Cross-architectural runtime probability dynamics in transformer LLMs — two clusters not explained by parameter count

Really like this one - and what makes it worth engaging with seriously is the discipline, not just the result. An explicit rejected-claims list and “hypothesis, not finding” on the corpus story is the posture that turns a cluster plot into something credible. So in the same spirit, here are the controls I’d want to see before believing GD_ratio is measuring dynamics rather than something more boring - plus one concrete test you can run from the architecture side.

(Working from your writeup + the abstract, so apologies if some of this is already handled in the preprint.)

1. Rule out logit temperature first - this is the cheap one I’d run before anything else. Your operator reads the geometry of the softmax distribution: entropy, top-k concentration, top-1/top-2 competition. All of those are dominated by the scale of the logits entering the softmax, and that scale is set by things unrelated to “dynamics”: final-LN gain, tied vs untied embeddings, weight decay, label smoothing. A model trained to be more confident has sharper distributions → high G, low D → high GD_ratio, with no trajectory behavior involved. That’s actually a clean mechanism for your training-corpus hypothesis (curated-data models tend to run lower-entropy), but it means GD_ratio could just be a per-model temperature reading. Test: fit one scalar temperature T per model on a held-out set to match a common mean entropy, recompute G and D on the calibrated logits, and see if the two clusters survive. If they collapse, you’ve measured calibration. If they hold, you’ve got something real on top of calibration. Either way it’s a stronger paper.

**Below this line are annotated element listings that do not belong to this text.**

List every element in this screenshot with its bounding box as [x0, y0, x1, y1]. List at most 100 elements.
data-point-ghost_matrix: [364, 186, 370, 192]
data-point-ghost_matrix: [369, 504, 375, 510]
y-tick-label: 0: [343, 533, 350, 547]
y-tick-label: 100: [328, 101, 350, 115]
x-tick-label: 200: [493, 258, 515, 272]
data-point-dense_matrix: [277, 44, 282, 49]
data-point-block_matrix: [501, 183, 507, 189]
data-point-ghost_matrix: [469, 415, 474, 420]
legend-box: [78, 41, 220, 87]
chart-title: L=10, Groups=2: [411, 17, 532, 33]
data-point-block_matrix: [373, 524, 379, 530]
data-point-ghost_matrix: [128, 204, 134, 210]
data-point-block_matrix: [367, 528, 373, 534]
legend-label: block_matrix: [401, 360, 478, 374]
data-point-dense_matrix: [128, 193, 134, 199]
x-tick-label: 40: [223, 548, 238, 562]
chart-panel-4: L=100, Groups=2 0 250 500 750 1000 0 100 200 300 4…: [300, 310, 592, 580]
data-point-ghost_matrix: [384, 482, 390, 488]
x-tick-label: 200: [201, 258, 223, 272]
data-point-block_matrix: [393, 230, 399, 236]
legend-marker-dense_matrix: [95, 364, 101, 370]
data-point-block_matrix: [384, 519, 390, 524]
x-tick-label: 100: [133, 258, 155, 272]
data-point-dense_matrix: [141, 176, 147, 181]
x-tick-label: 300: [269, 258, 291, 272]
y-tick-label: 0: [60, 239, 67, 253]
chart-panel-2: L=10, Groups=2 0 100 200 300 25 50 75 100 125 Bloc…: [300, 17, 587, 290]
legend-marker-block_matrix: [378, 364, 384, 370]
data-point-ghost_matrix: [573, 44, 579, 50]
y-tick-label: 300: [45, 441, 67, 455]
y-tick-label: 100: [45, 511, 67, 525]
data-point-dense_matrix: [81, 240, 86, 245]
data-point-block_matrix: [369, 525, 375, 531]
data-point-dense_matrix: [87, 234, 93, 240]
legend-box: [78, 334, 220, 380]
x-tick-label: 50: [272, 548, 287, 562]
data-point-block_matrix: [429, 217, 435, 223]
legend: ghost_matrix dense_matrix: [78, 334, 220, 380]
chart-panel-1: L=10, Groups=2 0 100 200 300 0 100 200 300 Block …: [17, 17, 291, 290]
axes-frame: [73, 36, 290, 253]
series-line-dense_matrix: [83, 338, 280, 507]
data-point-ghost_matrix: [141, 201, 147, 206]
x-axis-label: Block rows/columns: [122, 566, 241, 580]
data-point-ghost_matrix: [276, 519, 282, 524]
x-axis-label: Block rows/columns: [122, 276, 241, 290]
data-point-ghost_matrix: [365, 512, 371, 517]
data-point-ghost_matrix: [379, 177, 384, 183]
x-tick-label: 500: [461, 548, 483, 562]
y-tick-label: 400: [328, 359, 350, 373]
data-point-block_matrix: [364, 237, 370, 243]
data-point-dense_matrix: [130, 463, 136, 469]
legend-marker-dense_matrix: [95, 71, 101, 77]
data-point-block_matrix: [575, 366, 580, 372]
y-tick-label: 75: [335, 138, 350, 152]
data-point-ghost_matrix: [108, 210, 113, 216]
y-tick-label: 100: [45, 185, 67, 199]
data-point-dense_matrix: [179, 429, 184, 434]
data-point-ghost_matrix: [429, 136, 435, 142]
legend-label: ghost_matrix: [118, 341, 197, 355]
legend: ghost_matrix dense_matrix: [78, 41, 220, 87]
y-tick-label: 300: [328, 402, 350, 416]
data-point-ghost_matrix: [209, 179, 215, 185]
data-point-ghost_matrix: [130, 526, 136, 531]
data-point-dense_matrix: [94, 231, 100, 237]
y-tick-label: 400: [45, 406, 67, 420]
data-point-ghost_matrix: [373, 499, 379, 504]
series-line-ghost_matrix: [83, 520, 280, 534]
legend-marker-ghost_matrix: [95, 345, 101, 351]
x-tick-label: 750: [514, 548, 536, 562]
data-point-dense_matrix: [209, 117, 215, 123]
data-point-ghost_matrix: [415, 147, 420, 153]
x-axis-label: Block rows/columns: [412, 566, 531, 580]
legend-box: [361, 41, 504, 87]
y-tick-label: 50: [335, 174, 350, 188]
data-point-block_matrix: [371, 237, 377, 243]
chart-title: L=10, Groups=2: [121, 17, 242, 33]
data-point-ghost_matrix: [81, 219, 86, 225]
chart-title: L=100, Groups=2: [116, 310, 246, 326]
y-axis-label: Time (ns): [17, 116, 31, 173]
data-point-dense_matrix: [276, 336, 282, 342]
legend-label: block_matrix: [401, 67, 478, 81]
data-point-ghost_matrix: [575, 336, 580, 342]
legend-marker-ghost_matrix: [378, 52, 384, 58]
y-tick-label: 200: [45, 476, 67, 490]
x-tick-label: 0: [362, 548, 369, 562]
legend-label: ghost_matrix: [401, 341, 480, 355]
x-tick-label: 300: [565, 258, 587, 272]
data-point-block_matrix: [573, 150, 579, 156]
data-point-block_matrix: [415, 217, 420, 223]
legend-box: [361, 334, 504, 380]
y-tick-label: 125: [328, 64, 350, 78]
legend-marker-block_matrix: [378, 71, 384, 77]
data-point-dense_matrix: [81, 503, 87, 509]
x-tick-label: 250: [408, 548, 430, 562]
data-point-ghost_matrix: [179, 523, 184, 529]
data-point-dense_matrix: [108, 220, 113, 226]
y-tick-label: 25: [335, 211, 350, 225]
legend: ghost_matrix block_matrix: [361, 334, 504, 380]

2. Make the operator vocab-invariant before cross-model comparison. Entropy and “dispersion above a 1% threshold” both scale with vocabulary size, and your panel runs 32k (TinyLlama) to ~152k (Qwen). It’s not a clean confound - OPT and Pythia sit at ~50k and still land in the lower cluster, so size alone isn’t the story - but a raw entropy / threshold-count still isn’t comparable across those vocabularies. Normalizing entropy by log(V), or computing the geometry over the top-p (say 0.99) mass instead of the full tail, removes tokenizer granularity as a hidden variable so the split can’t be partly a vocab artifact.

3. The perturbation experiment needs magnitude-matching and a null. This is the part closest to work we do (inject into hidden state, measure the downstream distribution), so two things we’ve been burned by: (a) “same input noise” across models is different relative perturbation if their hidden-state norms differ - and activation RMS varies a lot across models, and across layers within a model. Before concluding “architecture-specific response,” scale the injected noise to each model’s per-layer activation RMS; otherwise GPT-2 “absorbing” the noise might just mean GPT-2 carries larger activations. (b) Add a zero / identity-perturbation null that must produce no change - it proves the measurement path itself isn’t manufacturing the effect. With those two controls, “three reproducible perturbation signatures” becomes very hard to argue with.

4. Put error bars on the gap. The “order of magnitude, no overlap” split is the headline and it currently rests on one GD_ratio point per model. Bootstrapping GD_ratio over prompts/sequences (resample, recompute, CI per model) lets you state non-overlap quantitatively instead of visually - on n=8, single-author, that’s the difference between “suggestive” and “hard to dismiss.”

5. A concrete test from the large-model side. You asked whether this holds past 1.3B. One thing we see clearly on a 12B (Gemma) is that a few architectural choices impose output geometry independent of training. Gemma applies final-logit softcapping - a tanh cap on the logits - which structurally bounds exactly the concentration/competition geometry your G and D measure. Prediction: a softcapped model will cluster by the cap, not by its corpus. So dropping Gemma (or any softcapped model) into the panel is a clean way to separate “architecture-imposed logit geometry” from “training dynamics.” More generally, past 7B the confound surface grows - softcapping, QK-norm, attention-sink / massive-activation effects - all of which move your operator without touching anything you’d call dynamics. If the two clusters survive those, the structure is real; if it reorganizes around them, that’s the finding.

None of this is a knock - it’s an interesting lens and the honest-limitations framing is exactly why it’s worth pushing on. If I had to order it: temperature-normalization first, because it’s cheap and it either kills the result or makes it much stronger.